The Centre de santé Saint-Boniface does it all

The Centre de santé Saint-Boniface takes patient-centred care seriously, with dedication to its French-speaking patients as well as the marginalized and vulnerable populations in its community. Located in Winnipeg, Manitoba, and currently serving approximately 7,000 patients, the Centre thoroughly reflects the goals of the Patient’s Medical Home (PMH) model.

Medical lead Dr. Julie Lévesque-Taylor points to the symbiotic relationship between patient-centred care and team-based care as a source of success.

“Our mandate is to serve the French-speaking population of Winnipeg and the St-Boniface community area residents, which provides the staff with a shared sense of purpose,” she says. “It attracts like-minded professionals who truly care about their defined practice population and provides a structure to allow them to advocate for their patients’ needs.”

The Centre is an urban teaching site for the bilingual stream of the University of Manitoba department of family medicine residency program, with several family physicians also teaching at the undergraduate level. The site provides clinical exposure rotations as well as more formal family medicine rotation to French-speaking medical students at every level. The Centre acts as a site for education, training, and research—one of the pillars of the PMH.

Focusing on both comprehensive care and education, the Centre includes physician assistants and nurse practitioner students in its training services.

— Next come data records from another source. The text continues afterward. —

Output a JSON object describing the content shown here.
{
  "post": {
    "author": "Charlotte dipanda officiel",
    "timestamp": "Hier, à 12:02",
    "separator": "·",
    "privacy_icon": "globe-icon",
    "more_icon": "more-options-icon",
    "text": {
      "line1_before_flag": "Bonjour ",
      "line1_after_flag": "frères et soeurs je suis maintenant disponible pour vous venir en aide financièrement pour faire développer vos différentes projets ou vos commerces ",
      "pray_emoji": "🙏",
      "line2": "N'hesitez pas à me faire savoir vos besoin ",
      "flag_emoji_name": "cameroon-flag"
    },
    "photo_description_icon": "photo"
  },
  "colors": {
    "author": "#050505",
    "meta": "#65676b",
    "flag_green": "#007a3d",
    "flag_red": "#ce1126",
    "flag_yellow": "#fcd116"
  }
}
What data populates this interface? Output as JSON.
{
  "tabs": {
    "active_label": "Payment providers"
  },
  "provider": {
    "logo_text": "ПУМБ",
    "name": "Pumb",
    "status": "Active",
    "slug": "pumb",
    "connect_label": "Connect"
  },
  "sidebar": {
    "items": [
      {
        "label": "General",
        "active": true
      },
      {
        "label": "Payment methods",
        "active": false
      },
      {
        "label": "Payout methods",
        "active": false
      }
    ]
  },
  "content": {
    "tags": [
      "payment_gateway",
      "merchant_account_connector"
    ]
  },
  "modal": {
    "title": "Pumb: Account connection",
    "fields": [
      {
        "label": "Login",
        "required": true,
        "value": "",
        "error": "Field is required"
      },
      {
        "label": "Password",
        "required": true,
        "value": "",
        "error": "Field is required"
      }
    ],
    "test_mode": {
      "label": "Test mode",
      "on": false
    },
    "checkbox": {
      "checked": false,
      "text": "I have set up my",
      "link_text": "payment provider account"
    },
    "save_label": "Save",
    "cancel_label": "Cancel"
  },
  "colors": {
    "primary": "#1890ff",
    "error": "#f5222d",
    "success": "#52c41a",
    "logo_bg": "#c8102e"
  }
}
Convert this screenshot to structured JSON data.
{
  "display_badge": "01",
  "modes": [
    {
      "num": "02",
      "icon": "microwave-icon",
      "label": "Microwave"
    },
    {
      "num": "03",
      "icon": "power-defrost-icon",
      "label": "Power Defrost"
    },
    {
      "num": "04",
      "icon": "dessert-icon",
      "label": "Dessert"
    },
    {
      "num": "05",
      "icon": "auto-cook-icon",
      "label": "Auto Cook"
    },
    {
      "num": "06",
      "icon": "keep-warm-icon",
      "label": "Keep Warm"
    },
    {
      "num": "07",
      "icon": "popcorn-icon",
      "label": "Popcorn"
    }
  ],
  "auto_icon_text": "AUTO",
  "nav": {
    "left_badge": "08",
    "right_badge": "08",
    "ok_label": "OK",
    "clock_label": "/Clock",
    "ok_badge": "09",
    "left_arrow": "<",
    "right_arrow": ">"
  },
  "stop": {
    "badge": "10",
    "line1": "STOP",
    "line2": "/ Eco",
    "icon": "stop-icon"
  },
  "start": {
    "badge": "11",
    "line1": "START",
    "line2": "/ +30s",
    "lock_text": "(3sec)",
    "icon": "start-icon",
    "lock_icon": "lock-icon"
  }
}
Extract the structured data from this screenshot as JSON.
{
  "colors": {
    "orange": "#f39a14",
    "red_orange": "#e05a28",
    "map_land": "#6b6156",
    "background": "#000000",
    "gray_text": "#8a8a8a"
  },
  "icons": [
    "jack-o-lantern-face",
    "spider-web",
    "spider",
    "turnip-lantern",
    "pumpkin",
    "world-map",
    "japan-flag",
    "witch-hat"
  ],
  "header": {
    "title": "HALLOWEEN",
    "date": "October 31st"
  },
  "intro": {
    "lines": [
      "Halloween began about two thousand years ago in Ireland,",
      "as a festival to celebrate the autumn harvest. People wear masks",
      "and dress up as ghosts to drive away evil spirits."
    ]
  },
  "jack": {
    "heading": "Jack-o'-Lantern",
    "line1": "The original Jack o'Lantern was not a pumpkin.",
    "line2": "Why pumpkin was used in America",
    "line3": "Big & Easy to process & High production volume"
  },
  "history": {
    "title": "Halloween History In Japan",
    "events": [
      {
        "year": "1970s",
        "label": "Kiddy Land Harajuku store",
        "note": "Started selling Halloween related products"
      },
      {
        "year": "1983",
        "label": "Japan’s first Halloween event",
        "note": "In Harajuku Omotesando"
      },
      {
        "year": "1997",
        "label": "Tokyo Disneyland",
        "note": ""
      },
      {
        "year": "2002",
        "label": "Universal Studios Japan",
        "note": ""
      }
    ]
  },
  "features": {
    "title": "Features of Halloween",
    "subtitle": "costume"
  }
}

“Every day, each family physician and nurse practitioner have two 15-minute blocks in their schedule to allow for ‘on the fly’ interdisciplinary consultation between primary care providers and the rest of the team of nurses, dieticians, mental health counsellors, primary care exercise specialists, clinical pharmacists, community development workers, and My Health Team clinicians,” says Dr. Lévesque-Taylor.

The diverse team keeps a steady eye on the needs of its community, Dr. Lévesque-Taylor notes, with the team surrounding the Centre’s primary care providers strategically spending time with community partners to identify gaps between care and patients needs.

“In the last two years, we have also sought to provide care to marginalized and vulnerable populations such as refugees, people living with physical and intellectual disabilities, and complex social issues such as homelessness, substance abuse, and mental health issues,” Dr. Lévesque-Taylor says. “We believe that our interdisciplinary group of professionals and funding model give us the support we need to address their often complex needs.”

Yet another PMH pillar the Centre emulates is Timely Access, using the Advanced Access model to provide timely care. Despite competing priorities and limited time, the team manages to provide continuity of care by collaborating with part-time physicians so patients have a second physician who can cover while the primary physician is unavailable. The Centre aims high, but they achieve so much thanks to a dedication to teamwork. On June 18, five staff members ran the Manitoba Marathon relay in support of persons living with a disability, and preceptors and residents gather four times a year for journal clubs.

“Being French-Canadian, there are always potlucks, pancake breakfasts served by the leadership team, and other food-related social events throughout the year” adds Dr. Lévesque-Taylor.